Why do we gamble? I know this question has been asked a million times, and there have been a million answers. Make that one million and one, as I am going to give it a shot. Certainly in life, we all have to gamble, as life is one long contest with luck, circumstance, and our eventual big loss. Life has a house edge to it, certainly, that grinds away at us, and even those who have had the best of times cannot escape the worst of times when they must say sayonara to the world. Of course, those who have had rotten lives because of chance or circumstance might look upon the fateful last moment as a blessing: I am so happy to be out of here!

Psychology of Gambling: Reasons for Gambling

Ok, so we all understand that slot deposit pulsa offers you the chance of winning money or prizes, but have you considered some of the other reasons for gambling? A look into the psychology of gambling offers insight into that question.

I think real life is a combination of the fated and the decided. You are fated to die. The generation that will never die has not yet been born. You are fated to get old despite wrinkle creams and facelifts that often cause people to look as if someone is trying to rip the skin right off their skulls. I look in the mirror, and I see a guy with gray hair who is closer to 70 than to 40. Is that really me now?

The other day in the bagel shop the girl behind the counter asked me if I got the senior citizen discount. My wife was asked, that very night, in our small village theater if she got the senior discount for the movies. We both said no as if that would mean that fate was not hastening us toward senior Ville—the place from which no one returns!

Most of life—at least in America, for just about all Americans—has to do with the decisions we make and the aftermath of those decisions. Not every decision is going to be a good one. Some of them explode in our faces, and we have to make more decisions to handle the poor decisions that went kea-boom. Even little kids make decisions that have real and long-term consequences. That fi rest-grader goofing off when the teacher is instructing in math doesn’t realize that his fun today will limit what he can do with his tomorrows. If he goofs off throughout his school career, his prospects will be severely limited, and rail as he might against the “system,” or “society,” this person has created his dismal situation, and only he can uncreate it.

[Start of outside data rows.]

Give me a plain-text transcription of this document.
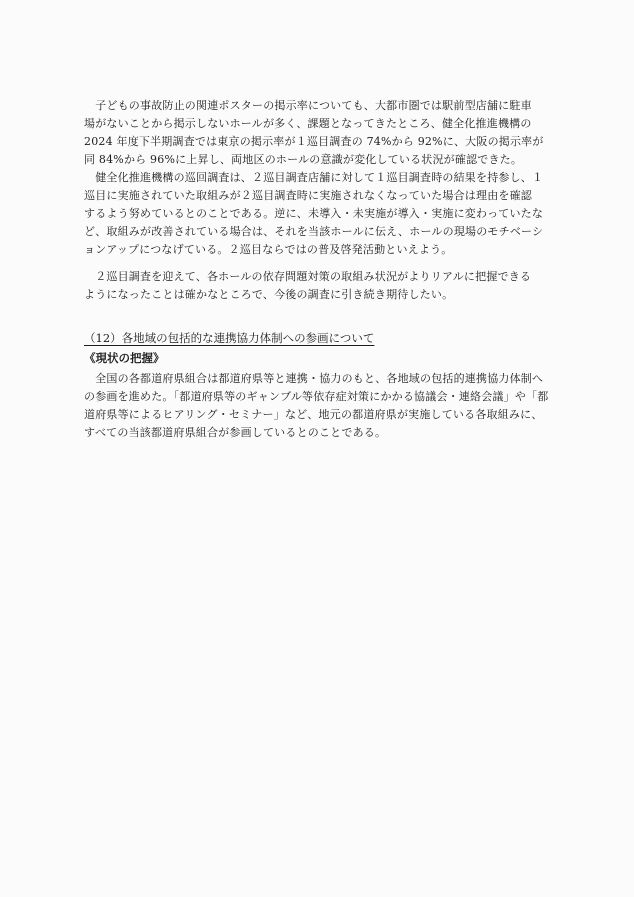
　子どもの事故防止の関連ポスターの掲示率についても、大都市圏では駅前型店舗に駐車
場がないことから掲示しないホールが多く、課題となってきたところ、健全化推進機構の
2024 年度下半期調査では東京の掲示率が１巡目調査の 74%から 92%に、大阪の掲示率が
同 84%から 96%に上昇し、両地区のホールの意識が変化している状況が確認できた。
　健全化推進機構の巡回調査は、２巡目調査店舗に対して１巡目調査時の結果を持参し、１
巡目に実施されていた取組みが２巡目調査時に実施されなくなっていた場合は理由を確認
するよう努めているとのことである。逆に、未導入・未実施が導入・実施に変わっていたな
ど、取組みが改善されている場合は、それを当該ホールに伝え、ホールの現場のモチベーシ
ョンアップにつなげている。２巡目ならではの普及啓発活動といえよう。
　２巡目調査を迎えて、各ホールの依存問題対策の取組み状況がよりリアルに把握できる
ようになったことは確かなところで、今後の調査に引き続き期待したい。
（12）各地域の包括的な連携協力体制への参画について
《現状の把握》
　全国の各都道府県組合は都道府県等と連携・協力のもと、各地域の包括的連携協力体制へ
の参画を進めた。「都道府県等のギャンブル等依存症対策にかかる協議会・連絡会議」や「都
道府県等によるヒアリング・セミナー」など、地元の都道府県が実施している各取組みに、
すべての当該都道府県組合が参画しているとのことである。
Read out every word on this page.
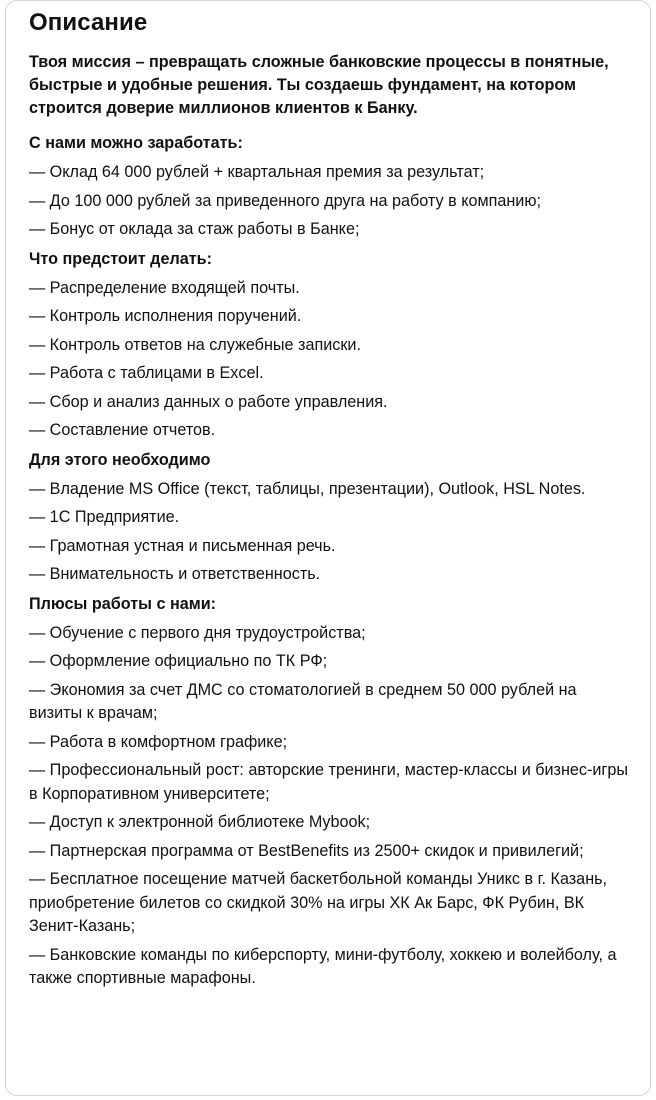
Описание
Твоя миссия – превращать сложные банковские процессы в понятные, быстрые и удобные решения. Ты создаешь фундамент, на котором строится доверие миллионов клиентов к Банку.
С нами можно заработать:
— Оклад 64 000 рублей + квартальная премия за результат;
— До 100 000 рублей за приведенного друга на работу в компанию;
— Бонус от оклада за стаж работы в Банке;
Что предстоит делать:
— Распределение входящей почты.
— Контроль исполнения поручений.
— Контроль ответов на служебные записки.
— Работа с таблицами в Excel.
— Сбор и анализ данных о работе управления.
— Составление отчетов.
Для этого необходимо
— Владение MS Office (текст, таблицы, презентации), Outlook, HSL Notes.
— 1С Предприятие.
— Грамотная устная и письменная речь.
— Внимательность и ответственность.
Плюсы работы с нами:
— Обучение с первого дня трудоустройства;
— Оформление официально по ТК РФ;
— Экономия за счет ДМС со стоматологией в среднем 50 000 рублей на визиты к врачам;
— Работа в комфортном графике;
— Профессиональный рост: авторские тренинги, мастер-классы и бизнес-игры в Корпоративном университете;
— Доступ к электронной библиотеке Mybook;
— Партнерская программа от BestBenefits из 2500+ скидок и привилегий;
— Бесплатное посещение матчей баскетбольной команды Уникс в г. Казань, приобретение билетов со скидкой 30% на игры ХК Ак Барс, ФК Рубин, ВК Зенит-Казань;
— Банковские команды по киберспорту, мини-футболу, хоккею и волейболу, а также спортивные марафоны.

We gamble in life because we must gamble—there is no other choice. Not gambling in life is actually gambling that doing nothing will have a better outcome than doing something. We have to decide what schools to go to or whether to go to school at all; whether we should study or forget about studies; whom we should marry or whether to marry at all. Each and every decision opens some doors and closes other doors. No decision is without some consequence. And that is exactly what we d

Let’s say we know, for example, that the $1 slot machines pay back 92 percent of all the money put in them. We know if we were to play those $1 machines forever we’d be behind by about 8 percent of all the money we put through the machine. Our gamble, a very simple gamble, is that the machine does not pay back the money smoothly. It is volatile. It is cold more often than hot, but when it gets hot you can hit some big money. Our gamble is that it will hit for us in the short time we are playing it

Still, most of the time it won’t. We accept that fate. But we have decided that the gamble is worth the intermittent thrill of a big win—or any win—because that win goes against long-term fate. We know we are bucking the house edge. We know the casino will win in the end—against almost every single casino gambler out there. But we gamble we can change that fate, at least for ourselves, at least for tonight. And sometimes it happens.

Helpful Hint:

My mentor, the late Captain of craps, whose ideas I will discuss in the craps section of this book, called casino gambling a “manageable thrill,” because the risks a typical casino gambler takes will not destroy him but will get that adrenaline fly owing.

It doesn’t have the interminable “unknowable’s” of whether you and Jane will be married happily ever after. It isn’t like the war against fate in real life, in which we have no possibility of winning and we all know it. The war against fate in the casino gives us a lot more power than we have in real life because occasionally we do indeed cheat death. And that’s why 26 percent of the adult population in America loves to gamble!